July 21, 2008 |  5:47 pm

If you think this summer has been jammed with superhero movies, you ain't seen nothin' yet. When it comes to source material for movies, books are quickly fading (if Scott Rudin didn't buy every good new novel in sight, would any writer ever get a Hollywood sale anymore?) while video games are proving--so far--to be a hit or miss proposition. But with "Iron Man," "The Dark Knight," "Wanted" and "The Incredible Hulk" all hitting it big in recent weeks, superhero comics and graphic novels are so hot that every studio is scrambling to make sure they have a few franchise properties in the pipeline.

Spirit_5 If you want to clip and save the upcoming lineup, check out this compilation of upcoming projects from Wired.com, which has been tracking the comings and goings of superhero-to-Hollywood fare for some time. A couple of highlights to tide you over until Comic-Con:

Lionsgate has two films coming this December: "Punisher: War Zone" from German director Lexi Alexander and "The Spirit" (featuring Scarlett Johansson as Silken Floss) directed by "300" graphic novelist Frank Miller. Warners has two meaty graphic novel adaptations coming next year: "Watchmen," directed by "300's" Zack Snyder, and "Whiteout," starring Kate Beckinsale with Dominic Sena in the director's chair. The big question: What will happen to Frank Miller's "Hardboiled" graphic novel trilogy, which could be the most edgy and cinematic of them all?

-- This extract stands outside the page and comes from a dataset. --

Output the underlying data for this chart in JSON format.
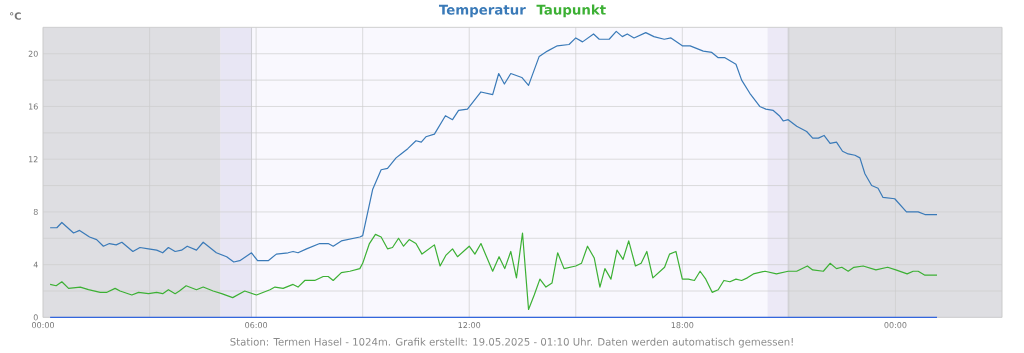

By the way, if you didn't see it this weekend, our new Hero Complex blogger Geoff Boucher has a fascinating behind the scenes portrait of Mike Richardson's Dark Horse Comics, which spawned "Hellboy 2" as well as "300," "Sin City" and "The Mask" and now has a new production deal with Universal Pictures. My favorite part: When Richardson first starting coming to Los Angeles, he would regularly attend Arnold Schwarzenegger's monthly cigar parties. But the Gubernator couldn't remember Richardson's name, so whenever he'd gladhand him, he'd say, "Ah, comic book guy, good to see you!"